The Mudcat Café TM
Thread #66137   Message #1096837
Posted By: Bob Bolton
20-Jan-04 - 02:36 AM
Thread Name: Origins: Waltzing Matilda
Subject: RE: Origins: Waltzing Matilda
G'day Q,

No agreement on pomegranate-immigrant-pommy.
The earliest use of the term occurs during the 1st World War, but not always meaning the same thing (Now generally applied to an immigrant from the United Kingdom)


Tough about that ... it's about time for you to shell out for a new OED!

The first citation in The Australian National Dictionary for both "Pommy Grant (assisted immigrant)" and "Pommy" (" ... Pommy sneaked up behind the quadruped ... ") is Bulletin (Sydney) 14 November 1912. The Bulletin was the magazine of the Australian Bushman ... and the main place poetry, yarns and songs, both contributed and written by poets like Paterson, Brady and Lawson first appeared in print.

The term, which undoubtedly had existed for some years before appearing in print (ie - in line with the 1890s derivation still remembered in the Bulletin item), would have gone to WW I with Australian "Diggers" ... and there it finally impinged on the consciousness of the Poms themselves. I suspect (not running to a copy of the OED ... not even on CD!) that the older editions citations are principally from British journals reporting the War.
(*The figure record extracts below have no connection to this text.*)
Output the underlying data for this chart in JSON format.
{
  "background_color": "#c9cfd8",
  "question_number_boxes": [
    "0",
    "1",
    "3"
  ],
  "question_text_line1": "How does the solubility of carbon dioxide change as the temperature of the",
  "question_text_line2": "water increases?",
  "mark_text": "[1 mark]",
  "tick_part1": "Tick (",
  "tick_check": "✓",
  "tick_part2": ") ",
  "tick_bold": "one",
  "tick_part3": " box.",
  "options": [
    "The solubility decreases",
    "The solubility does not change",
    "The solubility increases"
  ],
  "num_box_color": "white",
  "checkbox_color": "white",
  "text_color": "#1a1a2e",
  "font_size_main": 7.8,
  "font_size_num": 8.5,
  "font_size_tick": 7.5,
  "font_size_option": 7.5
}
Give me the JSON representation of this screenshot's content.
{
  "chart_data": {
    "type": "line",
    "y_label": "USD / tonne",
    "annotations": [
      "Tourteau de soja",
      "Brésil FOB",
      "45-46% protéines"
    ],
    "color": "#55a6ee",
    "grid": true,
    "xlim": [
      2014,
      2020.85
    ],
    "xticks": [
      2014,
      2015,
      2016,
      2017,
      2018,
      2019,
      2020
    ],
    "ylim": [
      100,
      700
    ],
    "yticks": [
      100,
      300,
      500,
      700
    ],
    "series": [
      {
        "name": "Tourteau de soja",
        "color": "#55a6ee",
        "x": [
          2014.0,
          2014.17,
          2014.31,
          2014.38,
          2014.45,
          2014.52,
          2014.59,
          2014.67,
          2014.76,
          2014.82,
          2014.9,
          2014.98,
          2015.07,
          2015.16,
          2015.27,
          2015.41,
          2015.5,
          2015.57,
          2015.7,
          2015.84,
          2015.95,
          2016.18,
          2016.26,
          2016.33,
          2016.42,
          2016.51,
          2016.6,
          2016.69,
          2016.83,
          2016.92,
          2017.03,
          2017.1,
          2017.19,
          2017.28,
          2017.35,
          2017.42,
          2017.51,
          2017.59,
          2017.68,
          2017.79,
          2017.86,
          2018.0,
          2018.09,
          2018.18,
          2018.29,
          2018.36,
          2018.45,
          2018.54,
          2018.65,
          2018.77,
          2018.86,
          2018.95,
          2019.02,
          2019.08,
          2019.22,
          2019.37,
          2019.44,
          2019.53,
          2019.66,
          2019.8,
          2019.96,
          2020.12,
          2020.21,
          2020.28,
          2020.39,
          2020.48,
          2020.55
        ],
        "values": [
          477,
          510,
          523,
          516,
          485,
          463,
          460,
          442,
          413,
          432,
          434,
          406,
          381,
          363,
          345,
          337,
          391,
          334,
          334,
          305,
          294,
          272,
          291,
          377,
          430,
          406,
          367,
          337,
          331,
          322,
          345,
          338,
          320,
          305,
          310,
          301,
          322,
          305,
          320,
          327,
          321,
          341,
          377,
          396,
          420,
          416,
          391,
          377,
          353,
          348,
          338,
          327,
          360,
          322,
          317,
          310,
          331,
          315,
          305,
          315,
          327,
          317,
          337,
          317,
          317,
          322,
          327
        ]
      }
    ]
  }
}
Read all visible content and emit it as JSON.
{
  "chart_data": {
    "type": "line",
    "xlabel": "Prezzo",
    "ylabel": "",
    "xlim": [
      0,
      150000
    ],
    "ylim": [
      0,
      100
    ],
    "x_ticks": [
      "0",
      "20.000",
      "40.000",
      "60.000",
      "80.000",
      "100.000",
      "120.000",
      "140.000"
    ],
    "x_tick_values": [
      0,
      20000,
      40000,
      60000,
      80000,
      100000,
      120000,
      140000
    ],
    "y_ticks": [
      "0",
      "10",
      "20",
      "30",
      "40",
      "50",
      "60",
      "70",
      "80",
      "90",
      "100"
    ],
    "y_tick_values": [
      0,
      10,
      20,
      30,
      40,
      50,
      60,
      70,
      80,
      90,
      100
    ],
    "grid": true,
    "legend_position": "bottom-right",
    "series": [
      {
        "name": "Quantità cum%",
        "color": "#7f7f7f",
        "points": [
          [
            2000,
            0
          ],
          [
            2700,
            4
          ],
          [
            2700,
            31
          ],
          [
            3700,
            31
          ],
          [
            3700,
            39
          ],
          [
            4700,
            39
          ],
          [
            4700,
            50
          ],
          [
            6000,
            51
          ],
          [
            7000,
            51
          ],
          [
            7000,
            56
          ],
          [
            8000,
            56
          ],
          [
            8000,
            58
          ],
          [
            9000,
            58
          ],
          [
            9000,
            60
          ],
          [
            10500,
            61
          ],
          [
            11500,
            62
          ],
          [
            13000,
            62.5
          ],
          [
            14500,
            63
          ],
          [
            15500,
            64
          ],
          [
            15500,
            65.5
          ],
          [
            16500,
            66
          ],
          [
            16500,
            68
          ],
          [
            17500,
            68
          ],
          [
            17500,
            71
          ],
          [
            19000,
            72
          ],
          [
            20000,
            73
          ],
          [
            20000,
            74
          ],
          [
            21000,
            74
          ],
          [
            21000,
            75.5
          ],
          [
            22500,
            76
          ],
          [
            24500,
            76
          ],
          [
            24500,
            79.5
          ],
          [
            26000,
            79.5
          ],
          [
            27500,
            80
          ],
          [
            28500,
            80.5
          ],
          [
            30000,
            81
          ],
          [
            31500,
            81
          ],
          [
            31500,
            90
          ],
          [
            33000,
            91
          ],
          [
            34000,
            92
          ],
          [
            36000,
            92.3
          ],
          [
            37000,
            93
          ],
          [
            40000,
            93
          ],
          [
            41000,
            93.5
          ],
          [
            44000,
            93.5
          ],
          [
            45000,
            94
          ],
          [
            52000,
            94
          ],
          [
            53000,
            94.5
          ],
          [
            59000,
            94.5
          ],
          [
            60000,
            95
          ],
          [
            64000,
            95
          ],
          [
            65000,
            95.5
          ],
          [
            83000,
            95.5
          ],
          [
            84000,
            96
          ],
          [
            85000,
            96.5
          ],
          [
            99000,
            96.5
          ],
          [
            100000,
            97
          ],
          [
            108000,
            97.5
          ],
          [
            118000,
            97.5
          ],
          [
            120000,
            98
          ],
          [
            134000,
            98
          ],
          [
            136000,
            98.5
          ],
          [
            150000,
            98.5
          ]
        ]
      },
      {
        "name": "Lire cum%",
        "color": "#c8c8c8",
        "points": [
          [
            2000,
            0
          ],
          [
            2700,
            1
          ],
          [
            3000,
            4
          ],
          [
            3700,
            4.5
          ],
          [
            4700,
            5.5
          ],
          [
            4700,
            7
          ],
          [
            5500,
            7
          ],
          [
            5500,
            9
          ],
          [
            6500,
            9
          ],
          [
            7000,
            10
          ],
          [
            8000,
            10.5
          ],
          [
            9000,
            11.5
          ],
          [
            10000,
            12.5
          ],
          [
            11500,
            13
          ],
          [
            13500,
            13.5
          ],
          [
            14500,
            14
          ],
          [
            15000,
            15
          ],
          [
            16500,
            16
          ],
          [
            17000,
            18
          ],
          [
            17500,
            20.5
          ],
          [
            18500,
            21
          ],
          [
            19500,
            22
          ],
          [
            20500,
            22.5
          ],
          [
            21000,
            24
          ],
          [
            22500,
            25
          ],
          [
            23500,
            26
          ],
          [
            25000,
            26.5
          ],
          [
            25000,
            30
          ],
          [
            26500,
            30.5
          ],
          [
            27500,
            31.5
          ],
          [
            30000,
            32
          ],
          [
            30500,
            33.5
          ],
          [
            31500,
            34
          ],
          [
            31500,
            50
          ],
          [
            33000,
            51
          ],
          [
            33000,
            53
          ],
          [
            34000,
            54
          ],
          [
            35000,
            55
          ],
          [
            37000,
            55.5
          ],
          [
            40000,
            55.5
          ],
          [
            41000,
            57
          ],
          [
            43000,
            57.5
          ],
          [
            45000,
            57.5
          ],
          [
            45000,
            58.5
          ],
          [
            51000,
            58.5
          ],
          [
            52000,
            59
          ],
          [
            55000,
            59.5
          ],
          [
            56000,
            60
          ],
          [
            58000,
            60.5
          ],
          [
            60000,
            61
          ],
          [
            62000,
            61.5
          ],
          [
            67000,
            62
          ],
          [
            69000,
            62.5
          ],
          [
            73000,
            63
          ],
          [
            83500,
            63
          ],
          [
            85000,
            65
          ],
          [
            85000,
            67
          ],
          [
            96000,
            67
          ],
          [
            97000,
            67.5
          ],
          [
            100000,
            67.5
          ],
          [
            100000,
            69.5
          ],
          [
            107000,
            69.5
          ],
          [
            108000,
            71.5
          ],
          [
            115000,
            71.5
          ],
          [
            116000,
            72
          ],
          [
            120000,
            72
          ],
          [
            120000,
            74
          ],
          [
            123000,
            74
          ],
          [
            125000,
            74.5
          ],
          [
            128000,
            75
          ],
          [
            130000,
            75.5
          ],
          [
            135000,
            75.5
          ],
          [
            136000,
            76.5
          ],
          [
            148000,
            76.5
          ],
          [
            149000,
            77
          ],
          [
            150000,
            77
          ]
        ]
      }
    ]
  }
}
The next entry, 22 December 1912, is from The Truth - a scurrilous Melbourne rag - includes: "Now they call 'em 'Pomegranates' and the jimmy-grants don't like it." A 23 February 1913 item from the same manages to have:
Pomegranate,
jimmygrant and
The Poms,
though I imagine Joybell might try to make a comeback with the sentence: "The Poms, however, have not found Australia to be a Tom Tiddlers' Ground." ... !

Since the AND is an Oxford publication, and I'm still using my 1988 first edition, I imagine all this will be in the latest OED (now, let's see where I can scrounge the "Special Centenary Price" of only Aus$2300 from ...).